Category: Science/Environment


Unlocking Word Meanings

Read the following words/expressions found in today’s article.

  1. remnant / ˈrɛm nənt / (n) – a small remaining part of something

    These stone houses are remnants of a past civilization.

  2. composition / ˌkɒm pəˈzɪʃ ən / (n) – the mixture or combination of things that form something

    The scientists are studying the composition of the unique rock.

  3. pole / poʊl / (n) – each of the ends of the axis of the Earth or of any spherical body

    The Earth has two magnetic poles.

  4. puzzling / ˈpʌz lɪŋ / (adj) – hard to understand, explain, or solve

    She gave a very puzzling answer; I didn’t understand what she meant.

  5. crater / ˈkreɪ tər / (n) – a large hole or dent on the surface of the Earth, Moon, etc.

    The Moon’s surface looks smooth from afar, but when examined closely, you can see its craters.


Read the text below.

Researchers have discovered remnants of rust on the Moon and said that Earth may be responsible.

In a study published in the journal Science Advances, the researchers found that the composition of the Moon’s poles is different from that of its other areas. Upon inspection of the poles, lead author Shuai Li found traces of the mineral hematite, commonly known as rust, on iron-rich lunar rocks. He found the discovery puzzling because the Moon lacks oxygen and water, which are needed to form rust. To confirm his findings, Li contacted scientists from NASA’s Jet Propulsion Laboratory (JPL).

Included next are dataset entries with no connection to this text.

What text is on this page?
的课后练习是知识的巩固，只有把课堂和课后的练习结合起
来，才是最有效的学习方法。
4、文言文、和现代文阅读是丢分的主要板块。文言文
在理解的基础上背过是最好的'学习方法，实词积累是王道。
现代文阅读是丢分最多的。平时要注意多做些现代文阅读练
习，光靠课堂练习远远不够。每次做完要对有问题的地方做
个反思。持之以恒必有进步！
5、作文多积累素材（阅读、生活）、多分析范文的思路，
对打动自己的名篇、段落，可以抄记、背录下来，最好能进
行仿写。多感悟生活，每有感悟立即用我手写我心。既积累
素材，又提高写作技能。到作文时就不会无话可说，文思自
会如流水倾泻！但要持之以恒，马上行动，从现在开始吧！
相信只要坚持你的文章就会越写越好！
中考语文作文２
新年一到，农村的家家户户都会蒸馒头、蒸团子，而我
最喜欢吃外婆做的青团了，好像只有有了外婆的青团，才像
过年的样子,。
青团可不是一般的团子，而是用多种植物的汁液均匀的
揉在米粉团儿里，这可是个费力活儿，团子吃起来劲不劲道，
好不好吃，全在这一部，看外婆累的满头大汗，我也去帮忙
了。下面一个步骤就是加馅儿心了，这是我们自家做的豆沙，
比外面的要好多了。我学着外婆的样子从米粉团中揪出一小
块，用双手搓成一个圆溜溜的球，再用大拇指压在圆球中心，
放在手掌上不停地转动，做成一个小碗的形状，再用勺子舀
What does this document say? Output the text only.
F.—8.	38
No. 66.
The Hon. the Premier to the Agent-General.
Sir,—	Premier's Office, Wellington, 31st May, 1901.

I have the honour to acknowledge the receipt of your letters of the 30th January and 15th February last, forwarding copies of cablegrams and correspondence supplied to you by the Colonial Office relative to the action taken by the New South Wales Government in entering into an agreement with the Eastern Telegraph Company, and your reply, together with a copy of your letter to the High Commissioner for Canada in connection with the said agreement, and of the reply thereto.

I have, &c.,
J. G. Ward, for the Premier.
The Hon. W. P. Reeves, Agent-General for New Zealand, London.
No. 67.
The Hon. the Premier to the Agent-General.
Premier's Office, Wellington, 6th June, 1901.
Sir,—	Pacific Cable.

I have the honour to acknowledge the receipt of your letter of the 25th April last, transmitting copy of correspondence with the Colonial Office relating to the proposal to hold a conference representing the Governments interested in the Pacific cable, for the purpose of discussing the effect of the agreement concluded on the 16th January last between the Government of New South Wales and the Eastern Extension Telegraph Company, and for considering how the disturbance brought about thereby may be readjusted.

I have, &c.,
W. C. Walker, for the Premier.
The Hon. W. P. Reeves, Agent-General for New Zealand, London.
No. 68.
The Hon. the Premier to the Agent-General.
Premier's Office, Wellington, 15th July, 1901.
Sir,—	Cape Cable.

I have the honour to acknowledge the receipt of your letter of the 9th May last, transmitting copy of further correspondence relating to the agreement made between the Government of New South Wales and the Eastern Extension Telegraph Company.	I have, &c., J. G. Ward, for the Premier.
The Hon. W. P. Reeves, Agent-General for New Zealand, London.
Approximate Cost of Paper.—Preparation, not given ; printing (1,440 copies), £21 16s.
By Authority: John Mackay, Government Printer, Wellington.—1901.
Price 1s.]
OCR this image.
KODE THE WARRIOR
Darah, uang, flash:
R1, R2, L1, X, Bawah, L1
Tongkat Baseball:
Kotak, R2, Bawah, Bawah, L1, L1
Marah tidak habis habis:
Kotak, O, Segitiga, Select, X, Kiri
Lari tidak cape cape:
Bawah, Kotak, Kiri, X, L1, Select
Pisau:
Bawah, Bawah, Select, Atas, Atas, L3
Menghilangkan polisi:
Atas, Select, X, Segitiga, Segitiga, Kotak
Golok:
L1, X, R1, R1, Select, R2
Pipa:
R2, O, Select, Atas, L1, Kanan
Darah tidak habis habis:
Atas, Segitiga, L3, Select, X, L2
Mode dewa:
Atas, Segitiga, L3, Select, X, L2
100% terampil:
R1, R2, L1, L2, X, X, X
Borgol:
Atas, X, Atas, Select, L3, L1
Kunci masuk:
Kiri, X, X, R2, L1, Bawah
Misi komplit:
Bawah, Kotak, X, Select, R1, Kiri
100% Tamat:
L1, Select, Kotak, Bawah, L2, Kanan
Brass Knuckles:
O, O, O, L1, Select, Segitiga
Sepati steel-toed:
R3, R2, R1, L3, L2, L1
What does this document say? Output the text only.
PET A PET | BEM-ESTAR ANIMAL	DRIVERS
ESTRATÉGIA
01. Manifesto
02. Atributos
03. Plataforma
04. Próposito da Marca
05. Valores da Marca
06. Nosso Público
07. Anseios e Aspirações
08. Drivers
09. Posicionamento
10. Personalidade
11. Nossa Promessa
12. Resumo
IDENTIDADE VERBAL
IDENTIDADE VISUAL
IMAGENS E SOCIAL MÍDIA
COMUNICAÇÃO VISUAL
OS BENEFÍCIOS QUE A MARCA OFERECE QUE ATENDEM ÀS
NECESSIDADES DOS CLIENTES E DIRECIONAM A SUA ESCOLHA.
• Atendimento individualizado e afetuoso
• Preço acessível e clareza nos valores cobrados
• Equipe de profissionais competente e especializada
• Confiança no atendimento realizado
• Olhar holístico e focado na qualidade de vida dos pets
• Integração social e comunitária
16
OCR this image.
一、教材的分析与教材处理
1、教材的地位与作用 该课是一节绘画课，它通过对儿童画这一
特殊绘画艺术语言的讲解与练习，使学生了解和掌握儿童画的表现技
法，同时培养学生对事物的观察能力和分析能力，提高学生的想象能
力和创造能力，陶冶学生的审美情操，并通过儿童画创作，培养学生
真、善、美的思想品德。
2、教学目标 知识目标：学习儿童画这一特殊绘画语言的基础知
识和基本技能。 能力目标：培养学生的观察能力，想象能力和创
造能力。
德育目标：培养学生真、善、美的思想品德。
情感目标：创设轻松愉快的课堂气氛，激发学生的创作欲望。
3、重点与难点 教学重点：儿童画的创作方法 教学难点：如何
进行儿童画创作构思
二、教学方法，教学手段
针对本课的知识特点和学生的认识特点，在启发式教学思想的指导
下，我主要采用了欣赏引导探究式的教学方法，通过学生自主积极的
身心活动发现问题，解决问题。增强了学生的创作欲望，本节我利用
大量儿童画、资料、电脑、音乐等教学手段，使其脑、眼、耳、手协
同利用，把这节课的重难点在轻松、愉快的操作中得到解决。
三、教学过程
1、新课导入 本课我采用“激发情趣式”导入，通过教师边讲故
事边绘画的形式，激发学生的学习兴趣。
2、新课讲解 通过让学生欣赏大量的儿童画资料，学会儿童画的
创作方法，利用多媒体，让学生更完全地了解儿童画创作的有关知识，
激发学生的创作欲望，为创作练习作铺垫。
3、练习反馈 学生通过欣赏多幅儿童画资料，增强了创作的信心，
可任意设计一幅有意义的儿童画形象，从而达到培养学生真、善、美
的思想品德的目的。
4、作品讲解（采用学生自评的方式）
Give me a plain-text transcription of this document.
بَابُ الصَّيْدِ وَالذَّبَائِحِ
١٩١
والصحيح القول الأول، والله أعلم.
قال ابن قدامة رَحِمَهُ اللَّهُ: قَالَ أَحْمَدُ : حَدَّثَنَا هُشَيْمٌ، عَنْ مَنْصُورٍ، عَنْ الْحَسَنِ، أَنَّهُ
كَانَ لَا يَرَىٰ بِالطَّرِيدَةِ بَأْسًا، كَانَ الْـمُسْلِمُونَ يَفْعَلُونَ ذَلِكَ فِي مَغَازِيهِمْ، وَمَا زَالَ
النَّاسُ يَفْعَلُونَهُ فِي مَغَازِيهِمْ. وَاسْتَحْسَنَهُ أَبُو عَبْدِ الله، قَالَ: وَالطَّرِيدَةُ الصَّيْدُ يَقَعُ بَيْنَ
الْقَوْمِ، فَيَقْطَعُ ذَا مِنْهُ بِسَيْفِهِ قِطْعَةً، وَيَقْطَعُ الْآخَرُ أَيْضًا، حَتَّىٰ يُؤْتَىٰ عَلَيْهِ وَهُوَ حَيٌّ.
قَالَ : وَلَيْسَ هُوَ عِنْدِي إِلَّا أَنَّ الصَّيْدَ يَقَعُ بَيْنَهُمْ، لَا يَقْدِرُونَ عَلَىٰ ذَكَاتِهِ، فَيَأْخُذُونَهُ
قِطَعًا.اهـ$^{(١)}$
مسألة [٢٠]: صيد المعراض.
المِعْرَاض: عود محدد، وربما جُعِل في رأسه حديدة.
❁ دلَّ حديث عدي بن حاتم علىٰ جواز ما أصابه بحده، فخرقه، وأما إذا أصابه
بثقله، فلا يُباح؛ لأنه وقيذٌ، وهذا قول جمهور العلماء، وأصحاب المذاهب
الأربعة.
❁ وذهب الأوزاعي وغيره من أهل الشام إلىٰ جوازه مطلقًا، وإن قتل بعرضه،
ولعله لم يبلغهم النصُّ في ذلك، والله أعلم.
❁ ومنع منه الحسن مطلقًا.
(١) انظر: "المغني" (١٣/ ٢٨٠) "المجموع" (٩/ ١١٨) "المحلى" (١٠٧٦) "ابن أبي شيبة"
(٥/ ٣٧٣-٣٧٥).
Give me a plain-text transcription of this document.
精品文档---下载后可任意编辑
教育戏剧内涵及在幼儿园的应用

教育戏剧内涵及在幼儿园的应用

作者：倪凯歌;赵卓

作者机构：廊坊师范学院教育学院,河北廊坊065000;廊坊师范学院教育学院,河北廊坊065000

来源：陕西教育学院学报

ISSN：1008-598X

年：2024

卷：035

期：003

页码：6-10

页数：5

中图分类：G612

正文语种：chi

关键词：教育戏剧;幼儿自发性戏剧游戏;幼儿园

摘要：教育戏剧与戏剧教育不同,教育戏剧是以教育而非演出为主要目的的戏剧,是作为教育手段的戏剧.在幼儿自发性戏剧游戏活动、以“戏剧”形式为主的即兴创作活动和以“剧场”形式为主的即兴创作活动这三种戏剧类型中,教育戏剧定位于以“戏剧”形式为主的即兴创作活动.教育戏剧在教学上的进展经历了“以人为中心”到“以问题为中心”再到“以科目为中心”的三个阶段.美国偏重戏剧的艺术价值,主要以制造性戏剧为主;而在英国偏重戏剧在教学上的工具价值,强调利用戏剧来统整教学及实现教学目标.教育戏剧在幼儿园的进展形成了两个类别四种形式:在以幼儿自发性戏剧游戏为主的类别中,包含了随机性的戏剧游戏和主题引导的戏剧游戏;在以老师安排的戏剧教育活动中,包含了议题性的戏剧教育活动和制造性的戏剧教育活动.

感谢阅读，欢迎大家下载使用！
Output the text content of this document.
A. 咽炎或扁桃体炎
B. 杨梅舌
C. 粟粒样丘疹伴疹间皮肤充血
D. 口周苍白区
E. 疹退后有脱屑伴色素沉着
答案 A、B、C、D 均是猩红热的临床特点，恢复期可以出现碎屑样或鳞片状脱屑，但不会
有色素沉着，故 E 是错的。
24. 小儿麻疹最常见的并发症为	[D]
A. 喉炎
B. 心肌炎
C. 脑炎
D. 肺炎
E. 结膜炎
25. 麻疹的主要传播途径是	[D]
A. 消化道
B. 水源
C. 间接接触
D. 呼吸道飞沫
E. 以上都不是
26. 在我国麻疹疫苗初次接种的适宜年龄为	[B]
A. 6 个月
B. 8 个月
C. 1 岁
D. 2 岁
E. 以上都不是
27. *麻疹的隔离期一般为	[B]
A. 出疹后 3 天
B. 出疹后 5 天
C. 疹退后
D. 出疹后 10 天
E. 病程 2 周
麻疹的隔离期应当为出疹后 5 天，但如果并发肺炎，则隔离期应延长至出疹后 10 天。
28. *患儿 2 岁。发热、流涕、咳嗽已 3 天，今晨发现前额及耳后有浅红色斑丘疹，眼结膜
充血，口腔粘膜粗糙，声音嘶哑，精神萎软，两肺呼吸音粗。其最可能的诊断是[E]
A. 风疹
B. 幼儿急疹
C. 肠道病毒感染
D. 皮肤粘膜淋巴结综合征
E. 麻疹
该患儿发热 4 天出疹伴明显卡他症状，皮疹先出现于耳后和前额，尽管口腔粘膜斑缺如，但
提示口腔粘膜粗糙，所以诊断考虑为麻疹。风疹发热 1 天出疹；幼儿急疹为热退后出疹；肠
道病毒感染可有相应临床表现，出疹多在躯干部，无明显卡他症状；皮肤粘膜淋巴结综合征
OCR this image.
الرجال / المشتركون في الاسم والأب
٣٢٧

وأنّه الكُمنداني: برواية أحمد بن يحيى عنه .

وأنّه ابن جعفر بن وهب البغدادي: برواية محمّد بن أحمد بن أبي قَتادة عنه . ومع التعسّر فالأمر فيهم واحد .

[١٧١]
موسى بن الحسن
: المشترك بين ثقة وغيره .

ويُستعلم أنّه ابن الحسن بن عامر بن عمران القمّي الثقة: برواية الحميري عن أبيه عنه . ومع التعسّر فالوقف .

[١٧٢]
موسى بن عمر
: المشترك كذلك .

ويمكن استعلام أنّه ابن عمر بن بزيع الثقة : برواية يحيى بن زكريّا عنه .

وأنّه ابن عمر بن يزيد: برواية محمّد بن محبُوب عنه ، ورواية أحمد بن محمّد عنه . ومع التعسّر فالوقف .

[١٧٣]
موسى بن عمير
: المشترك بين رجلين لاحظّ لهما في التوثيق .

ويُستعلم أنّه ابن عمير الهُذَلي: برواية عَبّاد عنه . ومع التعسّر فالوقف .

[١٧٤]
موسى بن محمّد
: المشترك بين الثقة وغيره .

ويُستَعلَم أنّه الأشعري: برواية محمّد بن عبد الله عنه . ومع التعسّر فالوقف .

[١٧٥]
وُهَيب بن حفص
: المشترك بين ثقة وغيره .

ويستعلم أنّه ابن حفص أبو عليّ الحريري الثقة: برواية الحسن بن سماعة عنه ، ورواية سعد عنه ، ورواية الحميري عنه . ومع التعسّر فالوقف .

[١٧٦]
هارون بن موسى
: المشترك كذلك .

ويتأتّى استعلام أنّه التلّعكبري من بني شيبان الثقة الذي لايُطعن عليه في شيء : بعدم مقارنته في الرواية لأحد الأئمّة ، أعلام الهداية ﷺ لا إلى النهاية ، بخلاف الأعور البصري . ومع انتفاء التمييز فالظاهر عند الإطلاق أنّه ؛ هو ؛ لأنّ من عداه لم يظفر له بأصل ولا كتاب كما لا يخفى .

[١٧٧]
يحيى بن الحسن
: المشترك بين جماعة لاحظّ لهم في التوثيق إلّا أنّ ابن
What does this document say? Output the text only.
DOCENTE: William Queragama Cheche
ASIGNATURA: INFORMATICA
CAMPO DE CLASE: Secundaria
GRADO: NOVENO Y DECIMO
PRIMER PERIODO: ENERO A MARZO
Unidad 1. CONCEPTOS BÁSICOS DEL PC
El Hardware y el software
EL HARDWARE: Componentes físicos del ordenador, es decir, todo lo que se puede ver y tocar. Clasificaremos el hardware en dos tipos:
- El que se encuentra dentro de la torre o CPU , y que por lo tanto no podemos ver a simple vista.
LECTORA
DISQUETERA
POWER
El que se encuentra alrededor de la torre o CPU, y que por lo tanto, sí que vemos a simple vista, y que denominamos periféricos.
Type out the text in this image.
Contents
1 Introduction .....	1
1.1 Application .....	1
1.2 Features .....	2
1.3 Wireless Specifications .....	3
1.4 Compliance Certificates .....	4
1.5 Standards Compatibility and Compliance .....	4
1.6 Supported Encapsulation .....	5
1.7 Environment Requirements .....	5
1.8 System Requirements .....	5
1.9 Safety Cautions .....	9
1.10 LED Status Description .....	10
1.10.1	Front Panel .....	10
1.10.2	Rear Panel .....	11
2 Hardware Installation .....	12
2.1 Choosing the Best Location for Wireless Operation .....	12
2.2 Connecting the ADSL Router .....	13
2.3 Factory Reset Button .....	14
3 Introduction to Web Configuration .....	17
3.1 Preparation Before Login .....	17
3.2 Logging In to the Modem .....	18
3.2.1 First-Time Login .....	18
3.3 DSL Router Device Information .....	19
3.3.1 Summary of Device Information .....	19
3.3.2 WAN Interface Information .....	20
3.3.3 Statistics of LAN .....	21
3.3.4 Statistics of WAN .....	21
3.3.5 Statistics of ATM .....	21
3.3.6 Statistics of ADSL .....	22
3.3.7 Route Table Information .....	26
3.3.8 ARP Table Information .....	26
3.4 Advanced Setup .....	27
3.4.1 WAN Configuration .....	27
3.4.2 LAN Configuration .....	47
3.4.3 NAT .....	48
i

After reaching out to JPL scientists, the researchers hypothesized that rust on the Moon forms when oxygen from the Earth’s upper atmosphere is blown to the lunar surface by solar wind. According to Li, this explains why more hematite is present on the side of the moon that faces the Earth.

Another speculation is that small quantities of water within the Moon’s craters might have helped in the formation of rust. When dust particles hit the Moon, water molecules are released and mixed with iron on the lunar surface, creating a rust-inducing chemical reaction.

According to Vivian Sun, one of the researchers, the findings suggest that more complicated chemical processes are taking place in the solar system than previously known. She said that sending future missions to the Moon can help scientists understand some of the processes better.

Viewpoint Discussion

Enjoy a discussion with your tutor.

Discussion A

• Do you think it’s important to confirm whether or not Earth is responsible for the formation of rust on the Moon? Why or why not?
• Do you think that there should be more missions to the Moon? Why or why not?

Discussion B

• Why do you think scientists continue to study the Moon? Explain.
• If you had the opportunity, would you like to travel to the Moon? Why or why not?